I do have a question. In what way did it interfere with your learning?

Michel Kraaij

Pradeep Soundararajan said...

@Michel Kraaij,

I do have a question. In what way did it interfere with your learning?

Thanks for your question.

It took out a lot of my time in seeing if someone is mentioning me than to spend time on learning something new. So, for every post, if I spend about 24 hours overall just searching who mentioned this, I am a loser. Ain't so?

It made me skim through other's posts to see if I am mentioned and hence spoil the opportunity of enjoying the flow of the post.

It made me read only those posts where I am mentioned and pay attention to other posts (that were equal and more important).

Want more? :)

PSK said...

Glad ... to say the least ... there is definitely life beyond blogging ... beyond fame thru posts/blogs/tweets etc ... i hope the SO CALLED gurus figure this out as well ... and do something constructive ...

i am waiting for the day when someone would post something like "Obsessive complusory certification bashing disorder" which mentions about how someone can benefit the commmunity by DOING things rather than STOPPING OTHERS FROM DOING THINGS.

Eusebiu Blindu said...

I think we all have this in a form or another. The blogging and twitter world has created equal opportunities for everyone to show ideas, skills, thoughts...
I also got excited after my puzzle mentions. At some point I wanted to do more, desperately to get another flow of that feeling you mentioned. But it wasn't so great when I did without pressure and using fully my creativity.
I think though this is a good source of motivation to continue improving ourselves. Some time has too pass till one is calibrated to it. Its the same with people who started testing, that are sometimes too enthusiastic and annoying, but the enthusiasm is needed. After a while it can get a better shape.

Another great post! :)

Darren McMillan said...

Hi Pradeep,

A very honest & lovely post, thanks for sharing it.
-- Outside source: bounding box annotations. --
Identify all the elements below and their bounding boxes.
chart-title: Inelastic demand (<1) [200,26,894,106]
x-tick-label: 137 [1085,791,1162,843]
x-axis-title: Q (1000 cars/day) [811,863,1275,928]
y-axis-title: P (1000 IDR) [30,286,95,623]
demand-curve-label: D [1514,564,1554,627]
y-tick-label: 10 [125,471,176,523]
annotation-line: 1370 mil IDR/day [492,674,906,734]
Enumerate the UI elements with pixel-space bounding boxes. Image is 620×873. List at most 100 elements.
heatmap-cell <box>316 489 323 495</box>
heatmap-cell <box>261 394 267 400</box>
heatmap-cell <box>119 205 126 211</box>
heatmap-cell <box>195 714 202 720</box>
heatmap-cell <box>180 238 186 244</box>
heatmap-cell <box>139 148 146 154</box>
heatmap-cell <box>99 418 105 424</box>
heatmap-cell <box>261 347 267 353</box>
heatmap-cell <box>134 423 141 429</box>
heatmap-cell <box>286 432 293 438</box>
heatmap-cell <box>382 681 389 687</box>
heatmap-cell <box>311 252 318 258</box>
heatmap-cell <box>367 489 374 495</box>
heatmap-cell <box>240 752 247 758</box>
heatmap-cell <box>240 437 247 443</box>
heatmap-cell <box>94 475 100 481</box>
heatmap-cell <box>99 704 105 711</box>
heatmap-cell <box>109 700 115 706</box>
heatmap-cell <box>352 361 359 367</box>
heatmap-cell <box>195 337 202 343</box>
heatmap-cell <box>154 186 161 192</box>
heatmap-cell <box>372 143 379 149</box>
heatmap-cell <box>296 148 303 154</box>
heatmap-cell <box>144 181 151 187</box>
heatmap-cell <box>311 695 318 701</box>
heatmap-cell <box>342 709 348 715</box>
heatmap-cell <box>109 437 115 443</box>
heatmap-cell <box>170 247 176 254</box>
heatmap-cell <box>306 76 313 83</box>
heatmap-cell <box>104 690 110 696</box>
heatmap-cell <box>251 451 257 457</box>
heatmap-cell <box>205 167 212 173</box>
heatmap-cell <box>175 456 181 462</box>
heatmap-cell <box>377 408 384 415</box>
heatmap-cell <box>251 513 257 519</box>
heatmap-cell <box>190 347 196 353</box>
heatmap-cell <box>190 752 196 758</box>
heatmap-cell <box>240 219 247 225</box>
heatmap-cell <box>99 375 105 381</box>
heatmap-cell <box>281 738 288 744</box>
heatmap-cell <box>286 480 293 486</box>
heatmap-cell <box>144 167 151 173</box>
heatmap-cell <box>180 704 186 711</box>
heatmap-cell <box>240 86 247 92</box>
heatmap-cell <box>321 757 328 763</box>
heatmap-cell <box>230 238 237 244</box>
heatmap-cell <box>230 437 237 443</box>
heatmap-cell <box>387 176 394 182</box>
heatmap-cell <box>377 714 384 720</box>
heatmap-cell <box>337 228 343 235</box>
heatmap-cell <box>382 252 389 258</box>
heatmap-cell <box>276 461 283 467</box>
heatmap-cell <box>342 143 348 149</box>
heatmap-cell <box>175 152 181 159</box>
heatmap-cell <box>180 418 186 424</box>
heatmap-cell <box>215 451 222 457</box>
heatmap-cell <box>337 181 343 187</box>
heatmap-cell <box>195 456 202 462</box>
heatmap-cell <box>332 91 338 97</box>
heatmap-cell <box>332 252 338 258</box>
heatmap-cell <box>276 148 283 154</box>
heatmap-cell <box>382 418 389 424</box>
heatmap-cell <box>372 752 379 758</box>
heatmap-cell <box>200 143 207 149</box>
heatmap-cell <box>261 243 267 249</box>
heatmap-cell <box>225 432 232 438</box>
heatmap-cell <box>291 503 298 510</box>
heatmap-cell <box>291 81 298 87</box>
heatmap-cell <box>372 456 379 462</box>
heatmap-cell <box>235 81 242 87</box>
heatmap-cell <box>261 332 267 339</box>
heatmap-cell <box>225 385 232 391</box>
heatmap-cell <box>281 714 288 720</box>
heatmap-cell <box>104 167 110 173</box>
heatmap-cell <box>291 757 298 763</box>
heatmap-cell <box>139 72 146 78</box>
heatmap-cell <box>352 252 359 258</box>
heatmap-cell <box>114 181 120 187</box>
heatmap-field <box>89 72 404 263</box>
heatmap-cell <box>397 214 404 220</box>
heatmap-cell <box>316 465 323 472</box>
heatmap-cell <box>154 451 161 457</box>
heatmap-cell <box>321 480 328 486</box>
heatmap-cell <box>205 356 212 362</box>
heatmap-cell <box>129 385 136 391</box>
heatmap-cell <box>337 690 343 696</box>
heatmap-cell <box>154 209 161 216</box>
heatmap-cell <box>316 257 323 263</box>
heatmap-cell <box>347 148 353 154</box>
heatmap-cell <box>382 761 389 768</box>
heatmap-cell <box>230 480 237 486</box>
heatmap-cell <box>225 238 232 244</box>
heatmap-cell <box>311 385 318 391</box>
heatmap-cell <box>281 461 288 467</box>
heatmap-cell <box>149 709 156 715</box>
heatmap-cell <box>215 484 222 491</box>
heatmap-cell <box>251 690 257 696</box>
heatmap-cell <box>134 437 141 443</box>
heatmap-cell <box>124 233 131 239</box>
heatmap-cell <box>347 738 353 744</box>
I don't normally post such short comments since they don't add anything to the conversation. I did however want to show my appreciation for it.



MaikNog said...

Hi Pradeep,
as always a pleasure to read your postings. Thanks for the sharing.

So basically you fell for the metrics trap? ;-)

Thats why I stay out of Facebook etc... I think everyone could fell into this kind of trap; but it takes a clever mind to recognise it and circumvent it.

I especially respect your approach to not totally "ban" the mentioned tools, but to live with them in a "normal" way.

Funny enough your post here inspired me for my first 2011 (and nearly *the* first post at all) blog post, since i saw my comment getting longer and longer. :-)


Markus Gärtner said...

I urge you to read Pragmatic Thinking & Learning from Andy Hunt on the topic, and that what you call the obsession for checking is nothing more than training a monkey to push a button to get the banana or to compare your little story to Pawlow's dog.

Still, in times of the information we end up with these addictions. That is why I usually try to write blog entries for myself, and neglect the thought that anyone else will be reading it. You get surprised by the amount of people stating something about your blog when you get to a conference that way...

Just keep it up.

Prashanti said...

Hi Pradeep,

But why is that you have stopped posting on forums and testing sites?
That does not stop you from learning and as a tester you always wanted to share your knowledge as well.


Pradeep Soundararajan said...


Thanks for your question. As of today my hands are full with work, so I got to cut down on something and that happens to be these forums.

Also, there are other good people who are responding to queries and my absence won't make a difference.

My focus is now on getting Moolya a dream place for testers and a dream come true for our customers.

Now, that might look like a pure business motive but there is lot of community motive in it too.